Un Pion Royal
- Pierre Simard

- 3 janv.
- 4 min de lecture

Qui n’a pas eu au moins une fois l’impression d’être un pion dans notre société moderne, une société malade ?
Dans une système capitaliste qui est voulu pour enrichir les plus riches, tout est pensé pour faire de l’argent.
Ça prend des autos usagés pour vendre des pièces neuves, usagées, volées ou recyclées ; pour faire virer les garages ; pour faire vivre leurs employés et leurs familles ; pour accommoder les personnes qui n’ont pas les revenus pour s’acheter des autos neuves ; pour payer des gros salaires aux gestionnaires pour que eux s’achètent des autos neuves ; pour payer des salaires moyens aux vendeurs et aux mécaniciens pour qu’ils s’achètent des autos usagées, etc. S'il n'y avait que des autos neuves, le gaspillage serait incontrôlable, par contre, en contrôlant les salaires, les plus fortunés se gâtent, la classe moyenne y trouve son compte et les pions sur l'échiquier baissent les bras.

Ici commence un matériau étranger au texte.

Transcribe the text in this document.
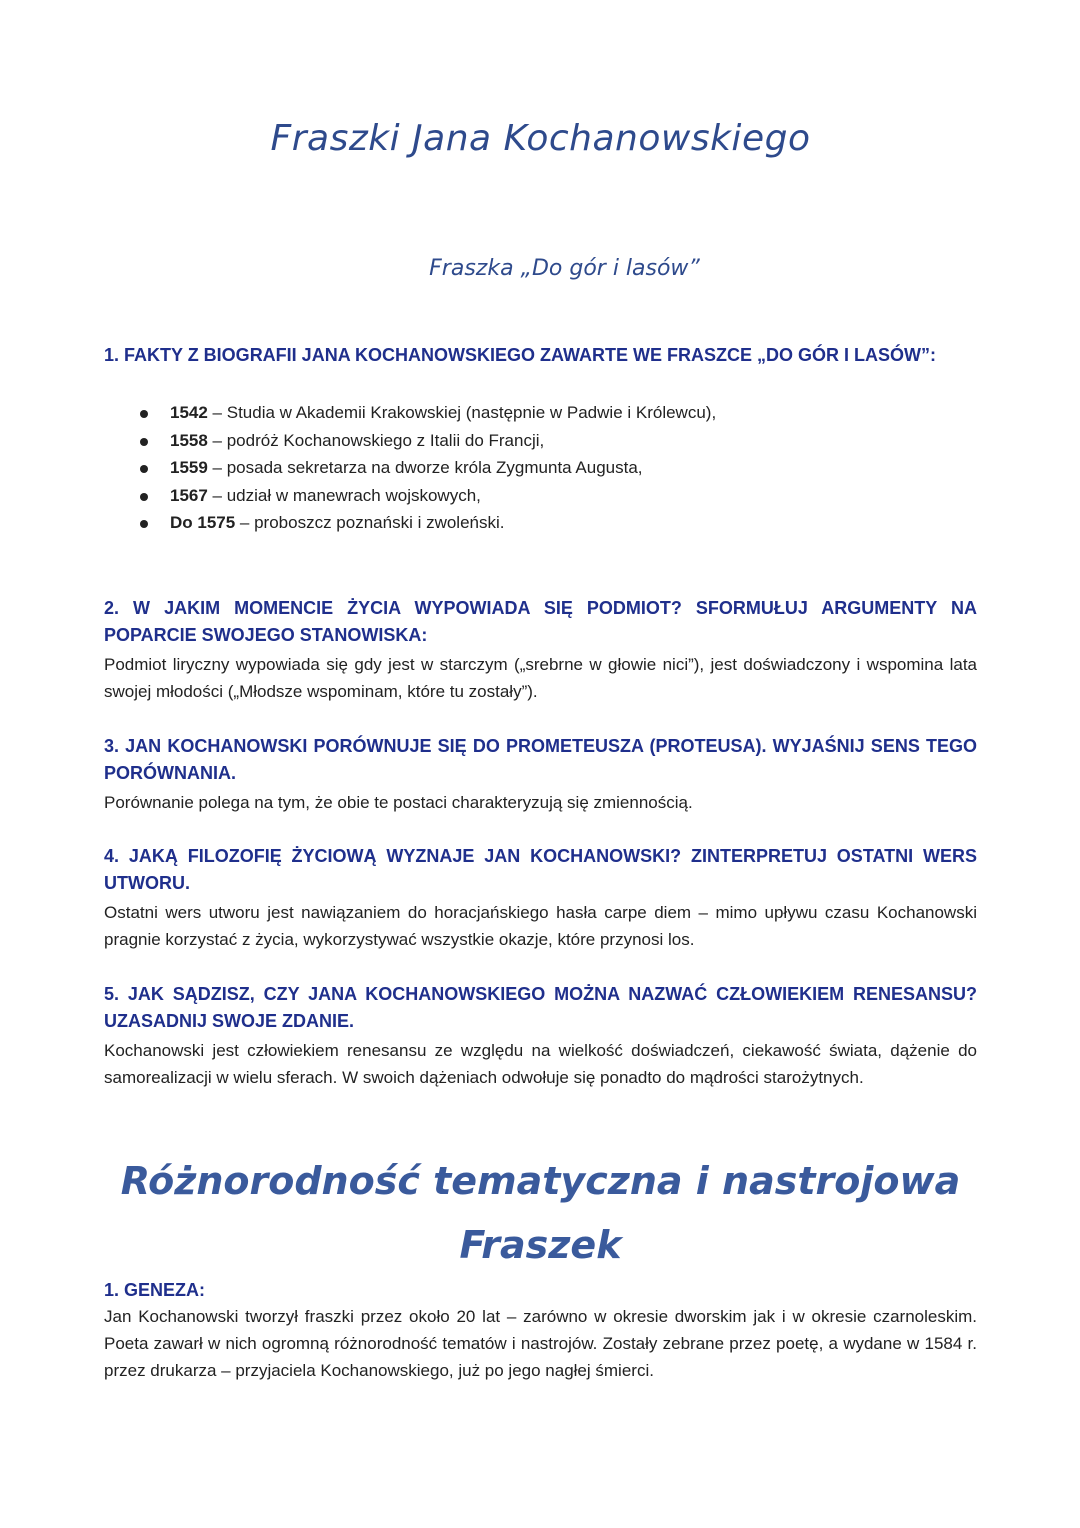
Fraszki Jana Kochanowskiego
Fraszka „Do gór i lasów”

1. FAKTY Z BIOGRAFII JANA KOCHANOWSKIEGO ZAWARTE WE FRASZCE „DO GÓR I LASÓW”:

1542 – Studia w Akademii Krakowskiej (następnie w Padwie i Królewcu),
1558 – podróż Kochanowskiego z Italii do Francji,
1559 – posada sekretarza na dworze króla Zygmunta Augusta,
1567 – udział w manewrach wojskowych,
Do 1575 – proboszcz poznański i zwoleński.

2. W JAKIM MOMENCIE ŻYCIA WYPOWIADA SIĘ PODMIOT? SFORMUŁUJ ARGUMENTY NA POPARCIE SWOJEGO STANOWISKA:

Podmiot liryczny wypowiada się gdy jest w starczym („srebrne w głowie nici”), jest doświadczony i wspomina lata swojej młodości („Młodsze wspominam, które tu zostały”).

3. JAN KOCHANOWSKI PORÓWNUJE SIĘ DO PROMETEUSZA (PROTEUSA). WYJAŚNIJ SENS TEGO PORÓWNANIA.

Porównanie polega na tym, że obie te postaci charakteryzują się zmiennością.

4. JAKĄ FILOZOFIĘ ŻYCIOWĄ WYZNAJE JAN KOCHANOWSKI? ZINTERPRETUJ OSTATNI WERS UTWORU.

Ostatni wers utworu jest nawiązaniem do horacjańskiego hasła carpe diem – mimo upływu czasu Kochanowski pragnie korzystać z życia, wykorzystywać wszystkie okazje, które przynosi los.

5. JAK SĄDZISZ, CZY JANA KOCHANOWSKIEGO MOŻNA NAZWAĆ CZŁOWIEKIEM RENESANSU? UZASADNIJ SWOJE ZDANIE.

Kochanowski jest człowiekiem renesansu ze względu na wielkość doświadczeń, ciekawość świata, dążenie do samorealizacji w wielu sferach. W swoich dążeniach odwołuje się ponadto do mądrości starożytnych.

Różnorodność tematyczna i nastrojowa
Fraszek

1. GENEZA:

Jan Kochanowski tworzył fraszki przez około 20 lat – zarówno w okresie dworskim jak i w okresie czarnoleskim. Poeta zawarł w nich ogromną różnorodność tematów i nastrojów. Zostały zebrane przez poetę, a wydane w 1584 r. przez drukarza – przyjaciela Kochanowskiego, już po jego nagłej śmierci.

Ça prend des gens malades pour faire vivre le système de santé qui est lui-même malade ; pour payer grassement les administrateurs, les médecins et les autres spécialistes qui tiennent le gouvernement en otage en imposant leurs conditions de travail ; ça prend des diabétiques pour faire virer les départements d’endocrinologie ; ça prend des patients qui souffrent de maladies rénales pour faire virer les départements de néphrologie et de dialyse ; ça prend différents types de cancers pour les départements d’oncologie ; ça prend des cardiaques pour les département de cardiologie ; ça prend des troubles de vision, d’audition et de la gorge pour faire vivre les départements ORL. Ça prend tout ça pour faire travailler des infirmières, des infirmières auxiliaires, des préposés, des brancardiers, des équipes d’entretien ménager et l’équipe de sécurité. Pour les mieux payés, une auto neuve.
Ça prend des voleurs, des fraudeurs et des mauvais payeurs pour faire vivre le système de justice lui-aussi malade, les juges, les avocats, les greffiers, les notaires, les conseillers financiers, la police, les prisons et les gardiens.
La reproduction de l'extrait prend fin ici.